The Giants’ BBL clash with the Sharks on Friday night brings the current state of British Basketball into sharp focus.
In April 1999 the two sides sat deadlocked atop the Budweiser British Basketball League with identical 30-5 records with one game to play.
For the first time in league history the championship would be decided on the final day between it’s two protagonists – a winner takes all title decider, at a packed MEN Arena, live on Sky Sports 1.
The head coaches on that day were Nick Nurse and Chris Finch.
Finch, the first person to win the BBL title as a player and coach in 1995, now leads NBA side the Minnesota Timberwolves while Nurse is the head coach of the Toronto Raptors and led them to their first NBA championship in 2019.
Though Sky’s cameras have now returned to the league, Friday’s affair will only be streamed online, in front of an adoring yet reduced crowd in Belle Vue and with a less famed cast of actors.
The domestic game is much removed from it’s exalted position at the turn of the century.
A Mancunian Matters report last month showed that between 2017-2021 British basketball received just £33,500 from the UK’s governing sporting body, the lowest figure of the 14 sports analysed in that period.
The primary reason that was given was the countries’ limited medal prospects at major tournaments though that explanation has not held water for many campaigners who have accused the government of neglecting a sport which has very high representation of people from Black, Asian and minority ethnic backgrounds.
Labour MP and Shadow Justice Secretary David Lammy said in his impassioned speech at the Parliamentary debate on Basketball funding in 2018: “Why is it that hockey received £28.1 million and the Rugby League received £51.6 million?
“Why is it that canoeing, equestrian, cycling, rowing all do so much better?
“Where is the equity in that formula?
“And can she satisfy herself [Minister Tracey Crouch] that there is no unintended or unconscious bias in the way that judgements are being made about that funding?”
The dramatic title decider of 1999 was a high watermark for the game on these shores but in the years that followed, despite the sports growing global interest, the BBL has struggled to attract the UK based NBA fan.

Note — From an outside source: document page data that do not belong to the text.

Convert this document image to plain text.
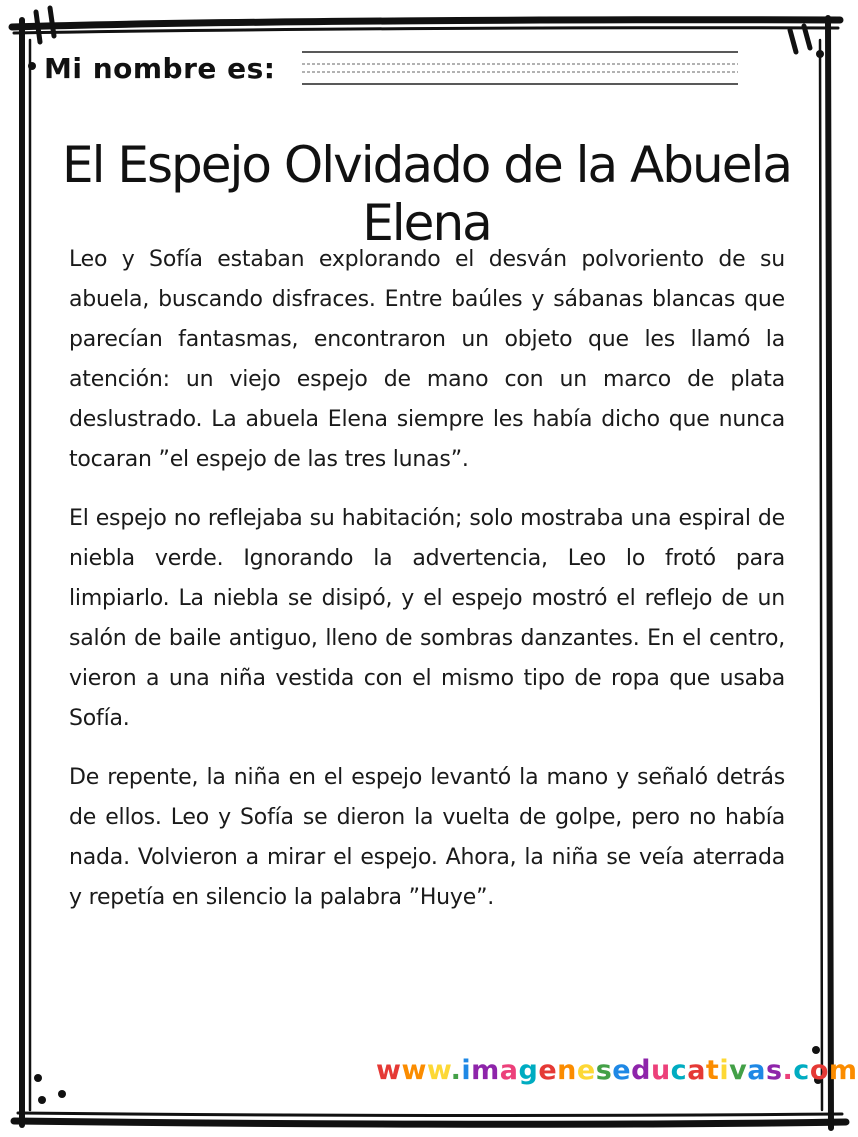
Mi nombre es:
El Espejo Olvidado de la Abuela Elena

Leo y Sofía estaban explorando el desván polvoriento de su abuela, buscando disfraces. Entre baúles y sábanas blancas que parecían fantasmas, encontraron un objeto que les llamó la atención: un viejo espejo de mano con un marco de plata deslustrado. La abuela Elena siempre les había dicho que nunca tocaran ”el espejo de las tres lunas”.

El espejo no reflejaba su habitación; solo mostraba una espiral de niebla verde. Ignorando la advertencia, Leo lo frotó para limpiarlo. La niebla se disipó, y el espejo mostró el reflejo de un salón de baile antiguo, lleno de sombras danzantes. En el centro, vieron a una niña vestida con el mismo tipo de ropa que usaba Sofía.

De repente, la niña en el espejo levantó la mano y señaló detrás de ellos. Leo y Sofía se dieron la vuelta de golpe, pero no había nada. Volvieron a mirar el espejo. Ahora, la niña se veía aterrada y repetía en silencio la palabra ”Huye”.

www.imageneseducativas.com
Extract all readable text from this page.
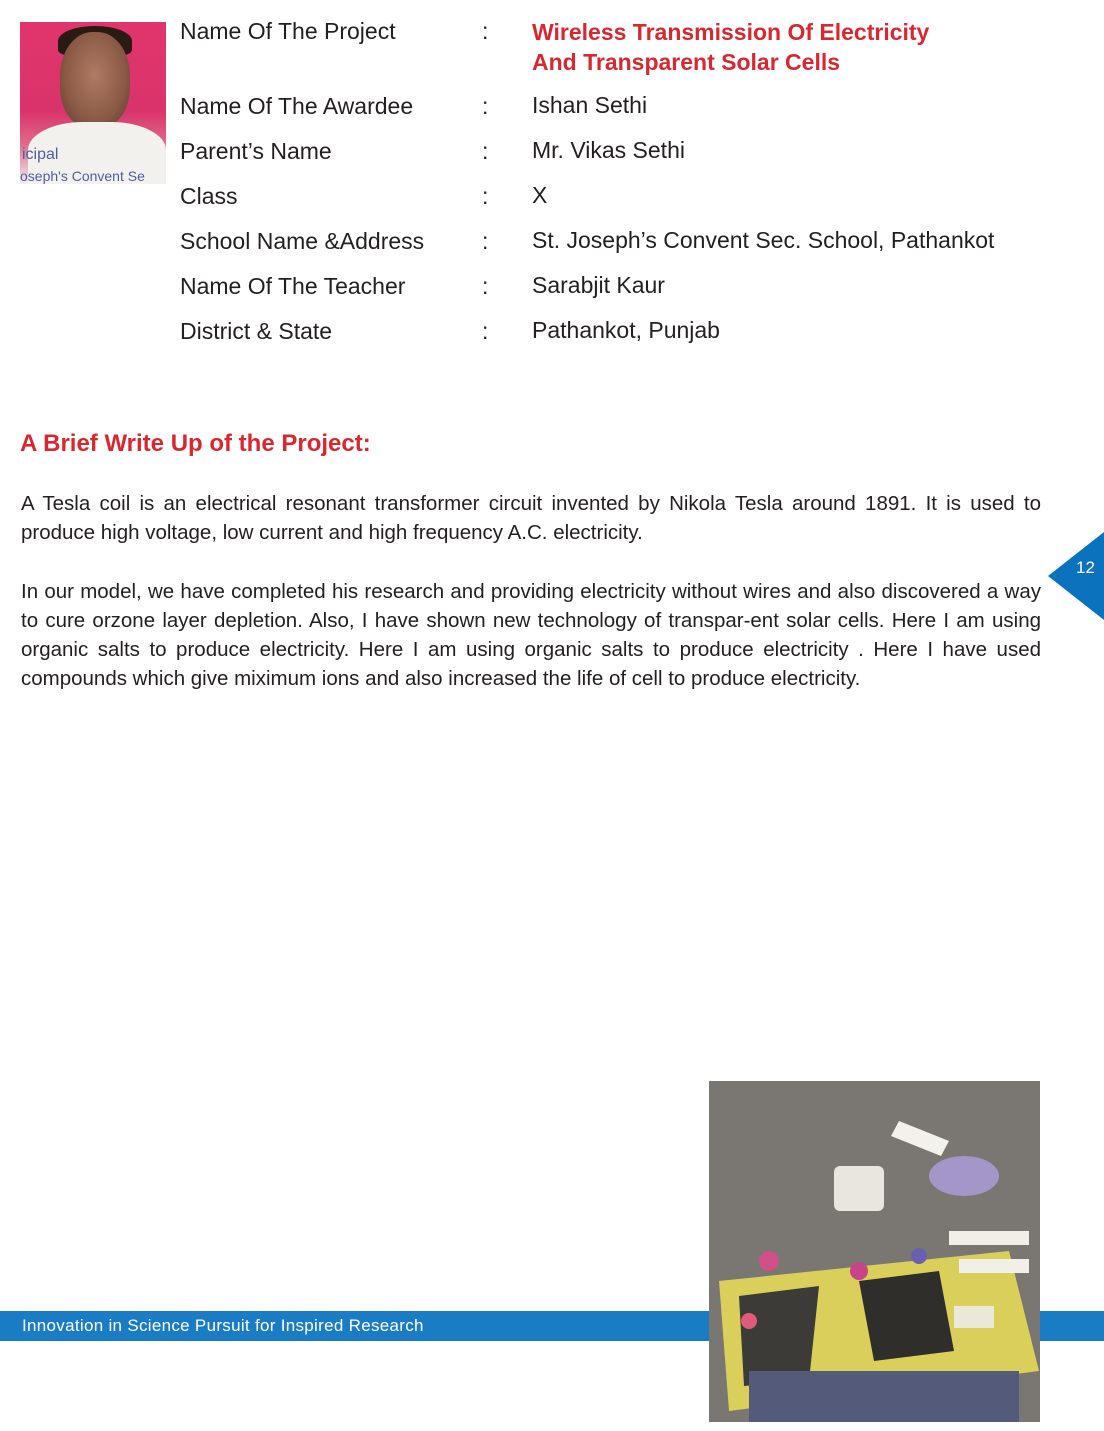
icipal
oseph's Convent Se
Name Of The Project	: Wireless Transmission Of Electricity
And Transparent Solar Cells
Name Of The Awardee	: Ishan Sethi
Parent’s Name	: Mr. Vikas Sethi
Class	: X
School Name &Address	: St. Joseph’s Convent Sec. School, Pathankot
Name Of The Teacher	: Sarabjit Kaur
District & State	: Pathankot, Punjab
A Brief Write Up of the Project:

A Tesla coil is an electrical resonant transformer circuit invented by Nikola Tesla around 1891. It is used to produce high voltage, low current and high frequency A.C. electricity.

In our model, we have completed his research and providing electricity without wires and also discovered a way to cure orzone layer depletion. Also, I have shown new technology of transpar-ent solar cells. Here I am using organic salts to produce electricity. Here I am using organic salts to produce electricity . Here I have used compounds which give miximum ions and also increased the life of cell to produce electricity.

12
Innovation in Science Pursuit for Inspired Research
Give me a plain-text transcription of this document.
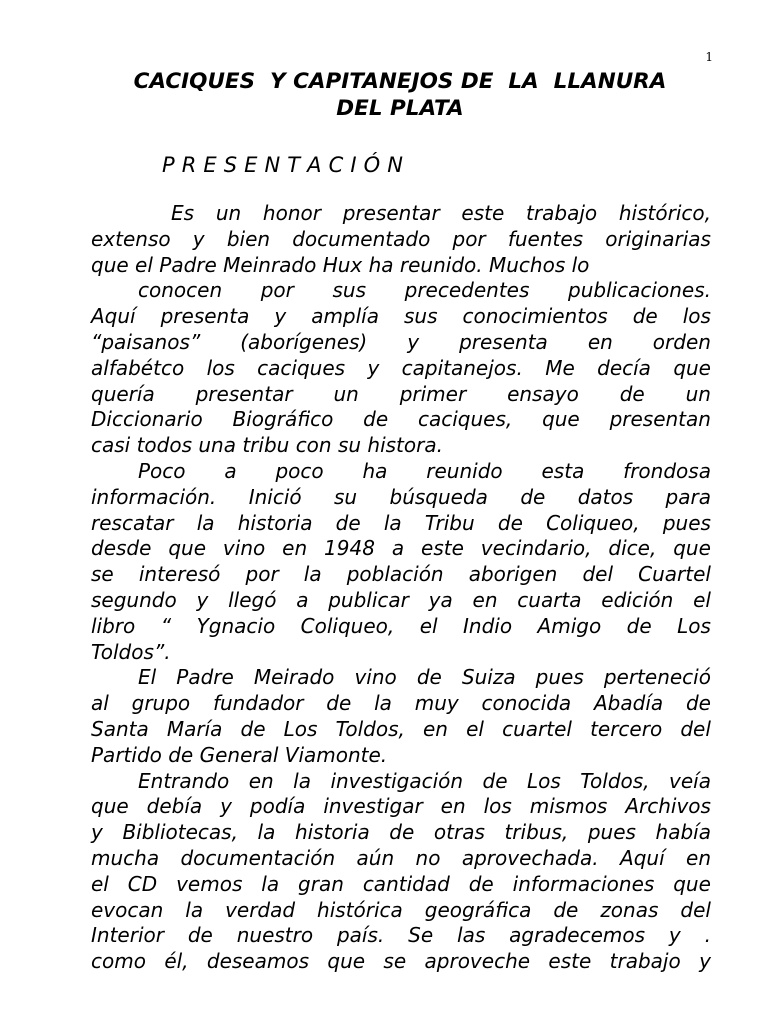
1
CACIQUES  Y CAPITANEJOS DE  LA  LLANURA
DEL PLATA
P R E S E N T A C I Ó N
Es un honor presentar este trabajo histórico,
extenso y bien documentado por fuentes originarias
que el Padre Meinrado Hux ha reunido. Muchos lo
conocen por sus precedentes publicaciones.
Aquí presenta y amplía sus conocimientos de los
“paisanos” (aborígenes) y presenta en orden
alfabétco los caciques y capitanejos. Me decía que
quería presentar un primer ensayo de un
Diccionario Biográfico de caciques, que presentan
casi todos una tribu con su histora.
Poco a poco ha reunido esta frondosa
información. Inició su búsqueda de datos para
rescatar la historia de la Tribu de Coliqueo, pues
desde que vino en 1948 a este vecindario, dice, que
se interesó por la población aborigen del Cuartel
segundo y llegó a publicar ya en cuarta edición el
libro “ Ygnacio Coliqueo, el Indio Amigo de Los
Toldos”.
El Padre Meirado vino de Suiza pues perteneció
al grupo fundador de la muy conocida Abadía de
Santa María de Los Toldos, en el cuartel tercero del
Partido de General Viamonte.
Entrando en la investigación de Los Toldos, veía
que debía y podía investigar en los mismos Archivos
y Bibliotecas, la historia de otras tribus, pues había
mucha documentación aún no aprovechada. Aquí en
el CD vemos la gran cantidad de informaciones que
evocan la verdad histórica geográfica de zonas del
Interior de nuestro país. Se las agradecemos y .
como él, deseamos que se aproveche este trabajo y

Giants owner Jamie Edwards, a Manchester native and former professional basketball player, purchased the club in January 2020 with a holistic plan to awaken a sleeping Giant.
On the challenges the league has faced in growing it’s popularity, he said: “I think they [BBL] are aware of it. They’ve just not known specifically how to do it centrally.
“It’s a bringing together of many factors.
“That then leads to a question. How do I get that person to Belle Vue [Giants stadium]? What’s the connection?
“So what the league has not been good at, or what basketball in general has not been good at, is bringing it all together at the same time.
“That’s a big test.”
In Edwards’ opinion, part of the task is reminding Mancunians of those halcyon days of 1999. He added: “For a lot of people in Manchester it’s about polishing their memories.
“For example, do you remember when you went to the Arena?
“The game on Friday is against Sheffield and it’s just a shame that this game isn’t on the other side of the year because I’m ordering a third kit which is going to be a replica of the 1990s.”
“It’s about capturing the relevance of the game.”
Under his ownership the Giants have made big strides, progressing to the BBL Cup quarter-finals and achieving their best start to a season since 2012.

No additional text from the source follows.